|Noh, Hyun Kwon|
Submitted to: Proceedings of SPIE
Publication Type: Proceedings
Publication Acceptance Date: October 19, 2005
Publication Date: December 15, 2005
Citation: Noh, H., Lu, R. 2005. UV/blue light-induced fluorescence for assessing apple maturity. Proceedings of SPIE. 5996:59960I. Interpretive Summary: The maturity of apples is a key factor in determining harvest time and their postharvest quality and end uses. Accurate determination of apple maturity is challenging since individual fruit vary greatly on the same tree or between the trees of the same orchard. The current maturity determination requires measuring skin and flesh color, fruit firmness, sugar (or soluble solids), starch, acid, and ethylene production. These measurements are destructive, time consuming, inefficient, and prone to operational error. Nondestructive sensing would offer great advantages in maximizing fruit postharvest quality and solving the inconsistent fruit quality problem that is still commonplace in the marketplace. The objective of this research was to develop a fluorescence spectroscopy technique for measuring multiple quality attributes of apple fruit. Fluorescence is a technique for measuring the light of longer wavelengths released from a fluorescing object after it absorbed short-wavelength light. Most plant materials are fluorescing, which is related to their physiochemical activities. Research was performed on collecting fluorescence spectra from ‘Golden Delicious’ and ‘Red Delicious’ apples. Statistical models were developed on relating fluorescence spectra data to standard destructive measurements. Fluorescence spectroscopy provided accurate measure of fruit skin and flesh color. Fluorescence measurements were also correlated to fruit firmness, sugar, and acid, but the correlation was relatively low. This research showed that fluorescence spectroscopy can be potentially useful for measuring quality and condition of apples and other fruits. The technique is complementary with other nondestructive sensing techniques in measuring multiple quality attributes of fruit, and hence it can be a valuable tool for quality and maturity evaluation of apples and other fruits.

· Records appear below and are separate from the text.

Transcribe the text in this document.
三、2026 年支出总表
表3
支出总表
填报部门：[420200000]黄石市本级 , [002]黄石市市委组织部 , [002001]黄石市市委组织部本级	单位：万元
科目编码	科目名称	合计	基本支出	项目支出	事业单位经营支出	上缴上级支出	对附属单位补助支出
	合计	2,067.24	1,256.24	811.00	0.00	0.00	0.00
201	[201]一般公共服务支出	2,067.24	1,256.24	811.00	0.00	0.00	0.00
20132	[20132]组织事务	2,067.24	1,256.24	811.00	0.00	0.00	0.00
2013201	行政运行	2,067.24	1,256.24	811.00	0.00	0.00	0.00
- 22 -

Technical Abstract: Chlorophyll fluorescence has been researched for assessing fruit post-harvest quality and condition. The objective of this preliminary research was to investigate the potential of fluorescence spectroscopy for measuring apple fruit quality. Ultraviolet (UV) and blue light was used as an excitation source for inducing fluorescence in apples. Fluorescence spectra were measured from 'Golden Delicious’ (GD) and 'Red Delicious’ (RD) apples by using a visible/near-infrared spectrometer after one, three, and five minutes of continuous UV/blue light illumination. Standard destructive tests were performed to measure fruit firmness, skin and flesh color, soluble solids and acid content from the apples. Calibration models for each of the three illumination time periods were developed to predict fruit quality indexes. The results showed that fluorescence emission decreased steadily during the first three minutes of UV/blue light illumination and was stable within five minutes. The differences were minimal in the model prediction results based on fluorescence data at one, three or five minutes of illumination. Overall, better predictions were obtained for apple skin chroma and hue and flesh hue with values for the correlation coefficient of validation between 0.80 and 0.90 for both GD and RD. Relatively poor predictions were obtained for fruit firmness, soluble solids content, titrational acid, and flesh chroma. This research demonstrated that fluorescence spectroscopy is potentially useful for assessing selected quality attributes of apple fruit and further research is needed to improve fluorescence measurements so that better predictions of fruit quality can be achieved.